Official implementation of Expert Merging. This project learns to combine multiple domain-specialized expert LLMs into a single LLMs via Unsupervised Expert Alignment and Importance-Guided Layer Chunking.

## Getting Started

### 1. Clone/Download the repository
```bash
# git clone ${repo_url}
cd ExpertMerging
```

### 2. Create and activate an environment
```bash
conda create -n expert-merging python=3.10 -y
conda activate expert-merging
pip install -U pip
pip install -r requirements.txt
```

### 3. Download pretrained experts
Follow the checkpoint download guide from WUDI v2 (Yongxian Wei et al.
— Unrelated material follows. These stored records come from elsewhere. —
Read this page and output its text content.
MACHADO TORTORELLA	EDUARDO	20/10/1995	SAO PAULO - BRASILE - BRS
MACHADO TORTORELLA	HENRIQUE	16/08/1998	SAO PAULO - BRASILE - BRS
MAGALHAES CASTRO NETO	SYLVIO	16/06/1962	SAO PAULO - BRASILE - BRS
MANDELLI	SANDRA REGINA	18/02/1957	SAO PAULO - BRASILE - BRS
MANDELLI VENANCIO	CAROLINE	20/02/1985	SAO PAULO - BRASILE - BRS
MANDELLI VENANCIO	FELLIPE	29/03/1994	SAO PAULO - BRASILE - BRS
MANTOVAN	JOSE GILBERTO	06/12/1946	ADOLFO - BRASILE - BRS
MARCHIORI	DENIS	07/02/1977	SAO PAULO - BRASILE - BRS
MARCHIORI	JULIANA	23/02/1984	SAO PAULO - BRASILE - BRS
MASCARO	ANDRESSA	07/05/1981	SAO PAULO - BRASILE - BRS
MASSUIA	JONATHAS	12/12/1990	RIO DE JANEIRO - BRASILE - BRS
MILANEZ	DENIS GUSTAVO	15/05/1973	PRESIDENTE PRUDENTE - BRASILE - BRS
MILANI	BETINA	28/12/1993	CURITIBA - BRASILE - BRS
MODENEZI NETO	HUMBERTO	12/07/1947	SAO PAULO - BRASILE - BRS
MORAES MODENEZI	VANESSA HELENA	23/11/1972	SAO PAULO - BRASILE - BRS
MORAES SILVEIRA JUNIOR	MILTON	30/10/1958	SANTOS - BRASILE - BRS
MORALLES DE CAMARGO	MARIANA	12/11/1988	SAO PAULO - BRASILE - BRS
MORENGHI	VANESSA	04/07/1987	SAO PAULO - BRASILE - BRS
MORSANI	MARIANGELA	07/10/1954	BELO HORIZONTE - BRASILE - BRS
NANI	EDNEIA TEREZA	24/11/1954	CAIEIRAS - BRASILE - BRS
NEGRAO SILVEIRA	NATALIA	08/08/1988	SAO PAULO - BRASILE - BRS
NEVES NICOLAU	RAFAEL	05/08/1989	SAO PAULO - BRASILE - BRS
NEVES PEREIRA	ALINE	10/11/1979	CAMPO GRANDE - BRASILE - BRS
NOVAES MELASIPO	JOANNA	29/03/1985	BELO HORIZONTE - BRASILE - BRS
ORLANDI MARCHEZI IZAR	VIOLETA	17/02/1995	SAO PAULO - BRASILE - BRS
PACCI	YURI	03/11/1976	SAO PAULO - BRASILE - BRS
Unifying Multimodal Large Language Model Capabilities and Modalities via Model Merging. arXiv 2025). ExpertMerging expects the same base model and task experts with the identical folder layout, so you can place the downloaded directories under a cache path of your choice (e.g., `/mnt/data/cache`). Either pass `--cache_dir /mnt/data/cache` when running the CLI or update `.env` to include `CACHE_DIR="/mnt/data/cache"`.

### 4. Run
```bash
cd expert_merging
python model_merging.py \
  --method expert_merging \
  --cache_dir /mnt/data/cache \
  --data_dir ../dataset
```

### 5. Outputs and Logging
- `results/logs/<method>/<run_name>/merge.log` collects rich-formatted logs (console + file).
- `results/logs/<method>/<run_name>/config.json` records all CLI arguments with a timestamp.
- `results/logs/<method>/<run_name>/model/` stores the merged checkpoint and tokenizer.
- TensorBoard logs for Expert Merging live under the same directory (created by `accelerate`).